Trickle-Down in Localization Schemes and Applications
Nima Anari, Frederic Koehler, Thuy-Duong Vuong
TL;DR
This work develops a generalized trickle-down framework within linear-tilt localization schemes to control the covariance structure of complex distributions under iterative tilting. By formulating a backward covariance recursion, the authors extend trickle-down ideas beyond high-dimensional expanders to broad probabilistic models, enabling improved mixing and sampling guarantees. The main contributions include refined spectral conditions for rapid Glauber mixing in Ising models, new Langevin and discrete-time sampling bounds for the O(N) model, semi-log-concave base-measures, and polarization-based sampling strategies on expanders, yielding near-linear-time algorithms and FPRAS results for partition functions in several settings.
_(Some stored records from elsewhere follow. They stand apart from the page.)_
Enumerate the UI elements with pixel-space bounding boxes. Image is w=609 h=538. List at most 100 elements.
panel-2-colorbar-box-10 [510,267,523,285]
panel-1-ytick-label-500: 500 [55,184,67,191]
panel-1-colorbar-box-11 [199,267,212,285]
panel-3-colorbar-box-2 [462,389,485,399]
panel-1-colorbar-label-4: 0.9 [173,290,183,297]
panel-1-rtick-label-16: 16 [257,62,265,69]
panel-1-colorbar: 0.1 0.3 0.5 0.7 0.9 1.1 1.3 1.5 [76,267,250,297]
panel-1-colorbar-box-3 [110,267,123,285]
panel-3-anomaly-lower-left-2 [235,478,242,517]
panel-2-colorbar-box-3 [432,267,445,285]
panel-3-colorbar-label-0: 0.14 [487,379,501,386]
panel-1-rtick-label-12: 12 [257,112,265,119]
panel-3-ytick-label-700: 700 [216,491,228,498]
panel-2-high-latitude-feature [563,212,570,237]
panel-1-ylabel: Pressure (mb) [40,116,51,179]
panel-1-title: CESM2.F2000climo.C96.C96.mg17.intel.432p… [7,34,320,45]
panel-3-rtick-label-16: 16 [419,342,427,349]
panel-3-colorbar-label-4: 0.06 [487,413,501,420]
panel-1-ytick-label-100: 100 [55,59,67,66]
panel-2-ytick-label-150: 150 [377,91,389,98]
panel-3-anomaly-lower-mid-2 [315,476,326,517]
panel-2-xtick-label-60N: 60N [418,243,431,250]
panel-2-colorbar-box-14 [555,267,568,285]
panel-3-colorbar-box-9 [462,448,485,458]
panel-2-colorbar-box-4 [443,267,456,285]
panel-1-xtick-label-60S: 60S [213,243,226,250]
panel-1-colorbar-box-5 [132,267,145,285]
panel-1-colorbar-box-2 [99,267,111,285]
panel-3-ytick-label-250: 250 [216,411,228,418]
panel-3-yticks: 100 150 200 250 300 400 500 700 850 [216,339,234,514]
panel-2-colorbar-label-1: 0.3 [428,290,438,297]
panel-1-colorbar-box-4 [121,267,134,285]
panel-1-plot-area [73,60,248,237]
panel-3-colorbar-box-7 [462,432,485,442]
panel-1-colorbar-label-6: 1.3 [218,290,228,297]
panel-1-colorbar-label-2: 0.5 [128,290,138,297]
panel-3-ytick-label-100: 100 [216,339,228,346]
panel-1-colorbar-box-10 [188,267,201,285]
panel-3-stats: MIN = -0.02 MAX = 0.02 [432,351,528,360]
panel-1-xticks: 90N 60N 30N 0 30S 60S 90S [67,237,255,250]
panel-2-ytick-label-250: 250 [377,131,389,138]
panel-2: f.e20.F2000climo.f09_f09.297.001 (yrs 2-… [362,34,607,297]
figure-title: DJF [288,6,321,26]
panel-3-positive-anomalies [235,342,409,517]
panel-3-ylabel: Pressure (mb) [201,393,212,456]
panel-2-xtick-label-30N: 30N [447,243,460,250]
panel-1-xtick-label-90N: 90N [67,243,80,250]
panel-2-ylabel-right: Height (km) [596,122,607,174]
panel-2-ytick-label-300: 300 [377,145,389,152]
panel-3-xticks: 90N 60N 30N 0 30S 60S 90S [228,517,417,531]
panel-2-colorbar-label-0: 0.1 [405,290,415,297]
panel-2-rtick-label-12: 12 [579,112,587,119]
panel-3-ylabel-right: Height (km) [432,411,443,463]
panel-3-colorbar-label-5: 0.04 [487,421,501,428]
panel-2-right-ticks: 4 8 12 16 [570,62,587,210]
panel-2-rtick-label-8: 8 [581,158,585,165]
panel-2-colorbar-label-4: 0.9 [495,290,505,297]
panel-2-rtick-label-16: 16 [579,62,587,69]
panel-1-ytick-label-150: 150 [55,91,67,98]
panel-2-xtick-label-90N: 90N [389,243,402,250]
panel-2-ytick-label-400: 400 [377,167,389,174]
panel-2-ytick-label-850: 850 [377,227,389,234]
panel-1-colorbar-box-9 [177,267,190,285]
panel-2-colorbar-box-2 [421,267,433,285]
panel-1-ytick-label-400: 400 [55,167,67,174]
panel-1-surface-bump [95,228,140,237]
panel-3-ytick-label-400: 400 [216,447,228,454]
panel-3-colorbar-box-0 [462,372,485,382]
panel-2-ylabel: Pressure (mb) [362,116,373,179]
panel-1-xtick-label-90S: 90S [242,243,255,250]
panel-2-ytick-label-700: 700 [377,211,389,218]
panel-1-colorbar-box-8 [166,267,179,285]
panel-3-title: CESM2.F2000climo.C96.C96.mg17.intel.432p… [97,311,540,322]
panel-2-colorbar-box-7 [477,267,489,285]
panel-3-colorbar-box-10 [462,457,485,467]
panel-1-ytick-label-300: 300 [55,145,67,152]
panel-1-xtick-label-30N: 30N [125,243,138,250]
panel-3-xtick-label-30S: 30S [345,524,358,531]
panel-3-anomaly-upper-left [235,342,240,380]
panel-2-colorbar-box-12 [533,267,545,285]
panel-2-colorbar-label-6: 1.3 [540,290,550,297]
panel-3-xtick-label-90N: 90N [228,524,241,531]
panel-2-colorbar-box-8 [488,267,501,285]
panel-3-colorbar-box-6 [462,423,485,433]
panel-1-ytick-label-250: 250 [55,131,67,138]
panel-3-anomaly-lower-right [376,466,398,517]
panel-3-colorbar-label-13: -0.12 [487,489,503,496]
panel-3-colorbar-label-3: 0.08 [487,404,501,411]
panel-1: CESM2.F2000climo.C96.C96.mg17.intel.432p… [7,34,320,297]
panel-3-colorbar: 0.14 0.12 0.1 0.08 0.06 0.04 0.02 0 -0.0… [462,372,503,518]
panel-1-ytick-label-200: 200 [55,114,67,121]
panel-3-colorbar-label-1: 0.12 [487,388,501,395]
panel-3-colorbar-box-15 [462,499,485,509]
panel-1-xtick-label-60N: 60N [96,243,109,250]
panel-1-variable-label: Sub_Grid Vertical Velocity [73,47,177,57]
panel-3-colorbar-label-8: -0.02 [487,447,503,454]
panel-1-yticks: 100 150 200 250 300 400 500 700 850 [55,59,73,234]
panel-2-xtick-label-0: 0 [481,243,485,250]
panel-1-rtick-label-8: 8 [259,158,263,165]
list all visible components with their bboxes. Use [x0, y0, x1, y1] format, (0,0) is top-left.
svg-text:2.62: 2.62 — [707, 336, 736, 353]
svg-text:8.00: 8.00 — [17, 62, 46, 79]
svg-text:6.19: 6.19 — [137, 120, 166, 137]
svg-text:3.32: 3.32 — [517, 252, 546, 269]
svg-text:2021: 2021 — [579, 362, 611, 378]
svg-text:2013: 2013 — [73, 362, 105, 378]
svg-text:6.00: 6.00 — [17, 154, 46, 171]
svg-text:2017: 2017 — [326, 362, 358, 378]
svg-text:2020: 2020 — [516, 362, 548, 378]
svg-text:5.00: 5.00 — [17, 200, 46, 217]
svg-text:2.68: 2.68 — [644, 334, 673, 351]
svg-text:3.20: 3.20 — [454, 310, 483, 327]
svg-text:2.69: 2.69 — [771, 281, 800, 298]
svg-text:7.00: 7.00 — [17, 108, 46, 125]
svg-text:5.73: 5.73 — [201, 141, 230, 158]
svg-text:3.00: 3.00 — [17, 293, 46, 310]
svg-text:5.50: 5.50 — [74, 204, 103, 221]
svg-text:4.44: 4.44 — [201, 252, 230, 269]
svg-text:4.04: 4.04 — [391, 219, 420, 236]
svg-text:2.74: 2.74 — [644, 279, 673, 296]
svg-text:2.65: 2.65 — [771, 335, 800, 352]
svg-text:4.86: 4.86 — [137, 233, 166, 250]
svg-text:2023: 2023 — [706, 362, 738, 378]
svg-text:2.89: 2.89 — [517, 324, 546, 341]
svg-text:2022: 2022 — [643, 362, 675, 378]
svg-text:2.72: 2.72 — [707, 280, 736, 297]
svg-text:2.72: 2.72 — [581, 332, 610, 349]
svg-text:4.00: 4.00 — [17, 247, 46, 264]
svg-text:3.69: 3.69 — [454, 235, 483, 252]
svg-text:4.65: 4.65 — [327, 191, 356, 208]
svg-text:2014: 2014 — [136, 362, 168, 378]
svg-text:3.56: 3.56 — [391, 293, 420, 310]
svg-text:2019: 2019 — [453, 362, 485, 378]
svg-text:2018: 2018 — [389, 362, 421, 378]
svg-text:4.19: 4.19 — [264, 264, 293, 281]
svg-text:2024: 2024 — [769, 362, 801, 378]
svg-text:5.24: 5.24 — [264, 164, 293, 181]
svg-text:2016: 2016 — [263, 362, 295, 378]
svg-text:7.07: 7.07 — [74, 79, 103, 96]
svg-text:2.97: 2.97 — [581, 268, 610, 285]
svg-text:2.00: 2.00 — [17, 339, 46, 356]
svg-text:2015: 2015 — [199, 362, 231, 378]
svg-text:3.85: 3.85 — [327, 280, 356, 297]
Together, these results advance efficient sampling for spin systems (Ising, SK, Hopfield) and continuous-spin models on expanders, with broad theoretical and practical implications for statistical physics, probabilistic combinatorics, and algorithm design.
Abstract
Trickle-down is a phenomenon in high-dimensional expanders with many important applications -- for example, it is a key ingredient in various constructions of high-dimensional expanders or the proof of rapid mixing for the basis exchange walk on matroids and in the analysis of log-concave polynomials. We formulate a generalized trickle-down equation in the abstract context of linear-tilt localization schemes. Building on this generalization, we improve the best-known results for several Markov chain mixing or sampling problems -- for example, we improve the threshold up to which Glauber dynamics is known to mix rapidly in the Sherrington-Kirkpatrick spin glass model. Other applications of our framework include improved mixing results for the Langevin dynamics in the $O(N)$ model, and near-linear time sampling algorithms for the antiferromagnetic and fixed-magnetization Ising models on expanders. For the latter application, we use a new dynamics inspired by polarization, a technique from the theory of stable polynomials.